Ten Thanet teenagers have created a video, mural and posters in a bid to raise awareness for the isle’s LGBTQ+ (lesbian, gay, bisexual, transgender and queer (or questioning) and others) community.
The teens, aged 15-17, completed the action as part of the National Citizen Service scheme. Young people on the scheme gain independence, develop skills for their CV, make new friends and participate in something worthwhile and impactful for the community.
Team member Georgia said: “We are a group of young people doing a social action project to bring awareness towards the discrimination of those identifying within the LGBTQ+ community:
“Our team has created a short video explaining what we are about and why we are doing this specific subject.
“It is to make people feel comfortable if they do come out and explains what you should not say or do. We also made posters and we are going to stick them inside shops to spread the awareness even further.
“Our team came up with a design to put on a mural for LGBTQ+ and this will help people to feel welcomed into the LGBTQ+ community and for them to express themselves and to be proud in who they are and speak freely with confidence.
“We would like our project to make a big impact within the community, showing that people from every background people should and shall be accepted. This is why we have incorporated the BLM logo in the mural as a reflection of the discrimination of other minority groups.”
Each summer NCS, a government funded programme, delivers a programme for 16 and 17 year olds to develop their skills, make new friends and make an impact in their local community. Although the Covid 19 outbreak has meant the full programmes with outdoor activity residentials and stays at university halls to develop life skills have been halted, NCS has created a short 2 week Keep Doing Good Programme.

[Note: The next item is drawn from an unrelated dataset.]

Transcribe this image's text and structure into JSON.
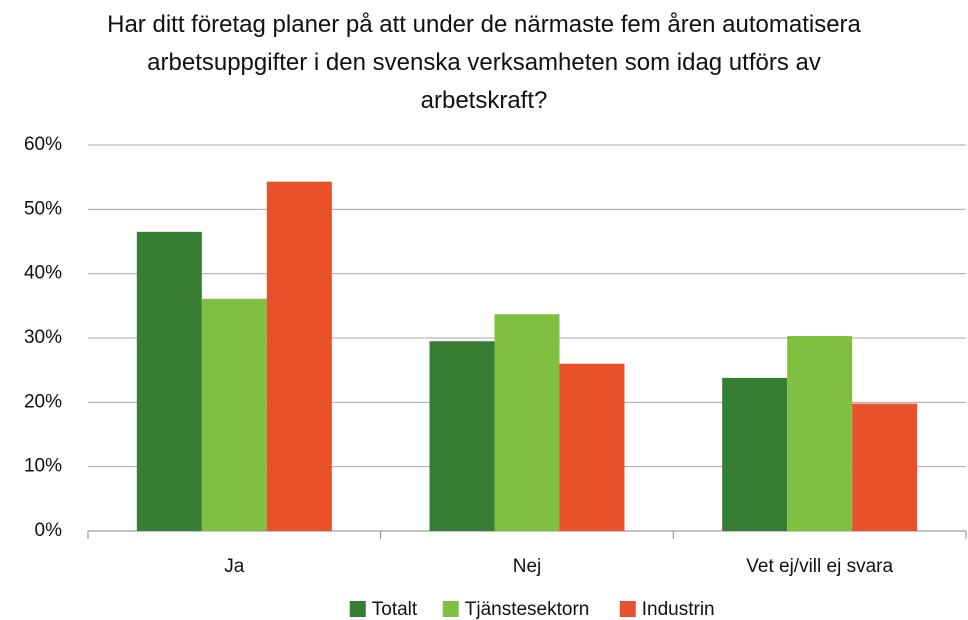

Keep Doing Good has been an opportunity for smaller groups of young people to take part in skills based activities and donate volunteering hours through designing their own project to benefit their local community.
In Thanet there were two teams of young people who have worked together to create two projects.
Kerry Boyd, NCS Programme Coordinator, said: “The young people have developed so much over such a short amount of time having gone from being a group where nobody knew each other except one or two to come together and bond over their project.
“During their first week, the young people took part in a variety of sessions including debates, community exploration and tackling societal issues.”